Like tail -f, following files allows you to watch files actively being written to. This is useful, for example, to read a log of an actively running application.

Note: When following files, all files are open at once, and max readers are ignored.

rare <aggregator> -f app.log

If the file may be deleted and recreated, such as in a log-rotation, you can follow with re-open

rare <aggregator> -F app.log

Polling (Instead of blocking)¶

By default, following a file uses fsnotify which monitors files for changes. This should work fine for most major operating systems. If not, you can enable polling to watch for changes instead with --poll

Tailing¶

If you wish to only start reading at the end of the file (eg. only looking at newer entries), you can specify -t or --tail to start following at the end.

Stdin/Pipe¶

There are two ways to read from a pipe: implicit and explicit.

Implicitly, if rare detects its stdin is a pipe, it will read it simply by not providing any arguments

cat file.log | rare <aggregator> or rare <aggregator> < file.log

Explicitly, you can pass a single read argument of - (dash) to mandate reading from stdin

cat file.log | rare <aggregator> -

Tweaking the Batcher¶

There are already some heuristics that optimize how files are read which should work for most cases. If you do find you need to modify how rare is reading, you can tweak two things:

workers -- How many threads are processing the data
reader concurrency -- How many files are read at once
batch size -- How many lines read from a given file are "batched" to send to the expression stage

Workers¶

Workers specify how many threads are processing the data (running regex/dissect and expressions). By default it's NumCPU/2+1 to leave room for readers and other processes.

Specify with:

rare <aggregator> --workers=5 ...

Reader Concurrency¶

Concurrency specifies how many files are opened at once (in a normal case). It defaults to the same as workers, but is ignored if following files.

Specify with:

rare <aggregator> --readers=1 file1 file2 file3...
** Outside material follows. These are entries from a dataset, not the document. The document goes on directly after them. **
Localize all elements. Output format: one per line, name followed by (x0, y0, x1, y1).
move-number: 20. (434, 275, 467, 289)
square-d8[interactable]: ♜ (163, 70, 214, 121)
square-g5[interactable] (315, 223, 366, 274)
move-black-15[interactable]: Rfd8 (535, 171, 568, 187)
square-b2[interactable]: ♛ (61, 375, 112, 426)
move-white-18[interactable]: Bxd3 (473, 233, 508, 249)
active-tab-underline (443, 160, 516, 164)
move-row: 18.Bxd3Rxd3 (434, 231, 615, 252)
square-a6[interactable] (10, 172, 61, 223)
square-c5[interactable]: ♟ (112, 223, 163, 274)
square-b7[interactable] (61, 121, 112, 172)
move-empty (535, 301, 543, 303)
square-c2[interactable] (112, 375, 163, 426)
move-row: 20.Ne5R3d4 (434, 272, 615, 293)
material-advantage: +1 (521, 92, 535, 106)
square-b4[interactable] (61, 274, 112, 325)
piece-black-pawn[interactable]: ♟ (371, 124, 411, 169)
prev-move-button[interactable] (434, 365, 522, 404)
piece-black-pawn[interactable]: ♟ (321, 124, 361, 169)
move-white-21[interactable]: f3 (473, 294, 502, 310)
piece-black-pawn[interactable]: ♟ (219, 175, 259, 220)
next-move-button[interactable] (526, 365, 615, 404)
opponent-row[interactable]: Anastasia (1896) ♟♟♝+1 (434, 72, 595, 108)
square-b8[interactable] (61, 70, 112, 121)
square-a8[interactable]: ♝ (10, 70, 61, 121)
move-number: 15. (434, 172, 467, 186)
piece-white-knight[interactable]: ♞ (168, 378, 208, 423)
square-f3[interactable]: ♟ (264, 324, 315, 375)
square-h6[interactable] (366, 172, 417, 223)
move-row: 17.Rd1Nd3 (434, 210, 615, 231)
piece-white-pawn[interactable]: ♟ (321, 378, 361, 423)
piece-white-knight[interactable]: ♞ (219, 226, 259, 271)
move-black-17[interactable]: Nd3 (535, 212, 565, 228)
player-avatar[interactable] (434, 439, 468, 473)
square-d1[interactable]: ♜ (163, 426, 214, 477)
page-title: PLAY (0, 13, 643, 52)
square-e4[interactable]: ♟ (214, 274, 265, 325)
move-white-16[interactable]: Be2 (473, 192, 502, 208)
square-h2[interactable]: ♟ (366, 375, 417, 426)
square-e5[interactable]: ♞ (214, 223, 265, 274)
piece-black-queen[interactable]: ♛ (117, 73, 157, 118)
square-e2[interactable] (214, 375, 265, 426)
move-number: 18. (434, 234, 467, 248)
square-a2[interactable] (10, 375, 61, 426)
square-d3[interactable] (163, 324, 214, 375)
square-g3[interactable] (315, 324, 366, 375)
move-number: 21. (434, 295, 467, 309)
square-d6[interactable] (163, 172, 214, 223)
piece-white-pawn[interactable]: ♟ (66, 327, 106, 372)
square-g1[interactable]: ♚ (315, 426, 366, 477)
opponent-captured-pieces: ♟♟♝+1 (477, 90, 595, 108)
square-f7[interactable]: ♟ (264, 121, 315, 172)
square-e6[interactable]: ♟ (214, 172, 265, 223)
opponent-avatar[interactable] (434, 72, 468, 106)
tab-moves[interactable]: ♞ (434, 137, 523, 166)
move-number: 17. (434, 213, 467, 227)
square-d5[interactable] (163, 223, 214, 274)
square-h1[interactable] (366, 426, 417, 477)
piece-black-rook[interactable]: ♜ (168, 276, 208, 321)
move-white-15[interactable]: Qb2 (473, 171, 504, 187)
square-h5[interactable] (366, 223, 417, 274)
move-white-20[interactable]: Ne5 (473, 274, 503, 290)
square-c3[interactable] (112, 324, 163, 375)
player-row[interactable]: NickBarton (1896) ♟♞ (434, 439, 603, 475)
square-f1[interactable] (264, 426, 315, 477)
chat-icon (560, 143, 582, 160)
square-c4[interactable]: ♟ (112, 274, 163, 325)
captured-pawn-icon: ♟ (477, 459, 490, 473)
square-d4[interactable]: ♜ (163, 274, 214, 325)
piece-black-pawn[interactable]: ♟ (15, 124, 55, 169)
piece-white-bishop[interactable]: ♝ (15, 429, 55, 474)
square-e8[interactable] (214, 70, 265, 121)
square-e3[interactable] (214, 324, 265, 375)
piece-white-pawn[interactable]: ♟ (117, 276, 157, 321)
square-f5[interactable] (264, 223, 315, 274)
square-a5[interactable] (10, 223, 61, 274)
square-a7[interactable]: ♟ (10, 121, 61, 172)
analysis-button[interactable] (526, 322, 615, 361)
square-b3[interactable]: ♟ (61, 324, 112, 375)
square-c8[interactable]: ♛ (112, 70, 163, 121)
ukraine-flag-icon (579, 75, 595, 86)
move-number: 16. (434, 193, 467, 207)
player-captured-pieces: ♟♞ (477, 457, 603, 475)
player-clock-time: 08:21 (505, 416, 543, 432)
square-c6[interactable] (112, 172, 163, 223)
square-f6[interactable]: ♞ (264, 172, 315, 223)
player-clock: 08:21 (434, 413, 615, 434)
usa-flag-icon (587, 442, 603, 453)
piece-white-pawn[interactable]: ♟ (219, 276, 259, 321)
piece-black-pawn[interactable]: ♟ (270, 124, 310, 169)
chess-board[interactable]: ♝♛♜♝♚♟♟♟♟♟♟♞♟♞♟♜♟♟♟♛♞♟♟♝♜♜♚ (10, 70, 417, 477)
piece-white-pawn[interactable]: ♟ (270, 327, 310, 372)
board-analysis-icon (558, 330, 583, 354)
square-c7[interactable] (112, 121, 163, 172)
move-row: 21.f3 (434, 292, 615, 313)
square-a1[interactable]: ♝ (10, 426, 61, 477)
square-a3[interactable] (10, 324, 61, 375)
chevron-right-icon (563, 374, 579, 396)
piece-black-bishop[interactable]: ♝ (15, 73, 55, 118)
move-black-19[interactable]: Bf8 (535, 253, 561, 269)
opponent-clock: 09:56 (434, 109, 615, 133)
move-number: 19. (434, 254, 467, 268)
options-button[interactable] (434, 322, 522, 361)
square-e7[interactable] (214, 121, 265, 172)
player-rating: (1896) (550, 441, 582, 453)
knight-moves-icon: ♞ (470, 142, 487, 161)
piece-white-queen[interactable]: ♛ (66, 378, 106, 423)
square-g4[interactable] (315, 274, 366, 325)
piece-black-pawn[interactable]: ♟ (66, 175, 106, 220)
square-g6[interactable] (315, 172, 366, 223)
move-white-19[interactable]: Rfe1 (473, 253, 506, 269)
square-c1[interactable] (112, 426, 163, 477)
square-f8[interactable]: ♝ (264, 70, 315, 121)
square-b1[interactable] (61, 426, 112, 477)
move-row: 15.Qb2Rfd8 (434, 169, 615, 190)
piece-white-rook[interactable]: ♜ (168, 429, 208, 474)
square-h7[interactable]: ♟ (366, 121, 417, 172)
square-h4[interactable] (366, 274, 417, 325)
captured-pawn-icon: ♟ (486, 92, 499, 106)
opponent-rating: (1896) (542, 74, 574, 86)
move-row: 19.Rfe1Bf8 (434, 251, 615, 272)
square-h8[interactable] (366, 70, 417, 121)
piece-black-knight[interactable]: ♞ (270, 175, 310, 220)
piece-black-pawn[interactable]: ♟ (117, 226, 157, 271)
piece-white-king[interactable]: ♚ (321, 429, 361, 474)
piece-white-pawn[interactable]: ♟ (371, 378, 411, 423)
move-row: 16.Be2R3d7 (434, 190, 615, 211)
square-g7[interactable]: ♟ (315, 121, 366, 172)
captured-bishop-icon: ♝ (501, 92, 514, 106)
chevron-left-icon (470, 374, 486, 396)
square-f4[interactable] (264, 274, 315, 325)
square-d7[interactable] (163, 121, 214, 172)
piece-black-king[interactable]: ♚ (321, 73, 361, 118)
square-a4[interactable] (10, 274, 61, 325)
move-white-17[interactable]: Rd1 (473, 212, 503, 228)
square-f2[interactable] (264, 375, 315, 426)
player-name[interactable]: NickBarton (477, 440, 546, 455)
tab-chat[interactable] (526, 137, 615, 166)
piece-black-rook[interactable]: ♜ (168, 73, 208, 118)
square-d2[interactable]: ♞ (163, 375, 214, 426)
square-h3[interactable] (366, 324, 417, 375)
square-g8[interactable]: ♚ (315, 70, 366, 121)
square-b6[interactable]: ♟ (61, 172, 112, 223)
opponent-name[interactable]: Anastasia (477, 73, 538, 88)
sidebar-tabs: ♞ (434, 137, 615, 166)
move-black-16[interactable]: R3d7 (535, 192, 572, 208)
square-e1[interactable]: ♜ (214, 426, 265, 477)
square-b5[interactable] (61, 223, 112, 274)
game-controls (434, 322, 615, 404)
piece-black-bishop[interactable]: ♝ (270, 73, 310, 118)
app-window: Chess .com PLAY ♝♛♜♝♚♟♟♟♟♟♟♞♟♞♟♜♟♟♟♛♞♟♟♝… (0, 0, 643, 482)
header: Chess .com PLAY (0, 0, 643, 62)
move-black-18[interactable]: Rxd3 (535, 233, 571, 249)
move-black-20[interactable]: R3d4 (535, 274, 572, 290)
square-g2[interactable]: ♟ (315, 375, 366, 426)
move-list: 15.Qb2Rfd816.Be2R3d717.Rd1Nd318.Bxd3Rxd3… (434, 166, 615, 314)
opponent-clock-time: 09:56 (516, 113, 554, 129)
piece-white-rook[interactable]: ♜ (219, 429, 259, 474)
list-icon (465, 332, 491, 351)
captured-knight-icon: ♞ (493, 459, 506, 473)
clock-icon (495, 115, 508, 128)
Additionally, you can specify how large the reader's buffer is. This determines how many bytes can be read, at maximum, before passing on the data to the batcher.

It defaults to 512 KB.

Specify with:

rare <aggregator> --readers-buffer=1024 ...

Batch Sizes¶

Rare reads (by default) 1000 lines in a file, for a batch, before providing it to the extractor/worker stage. This significantly speeds up processing, but comes at the cost of being less real-time if input generation is slow.

To counteract this, in the follow or stdin cases, there's also a flush timeout of 250ms. This means if a new line has been received, and the duration has passed, that the batch will be processed regardless of its current size.

You can tweak the max batch size with --batch

rare <aggreagator> --batch=10 ...

In addition, you can tweak how many batches are buffered for the extractor with --batch-buffer. By default, it will buffer 2 batches for every worker. More buffers take more memory, and may slightly improve performance or handle intermittent IO better.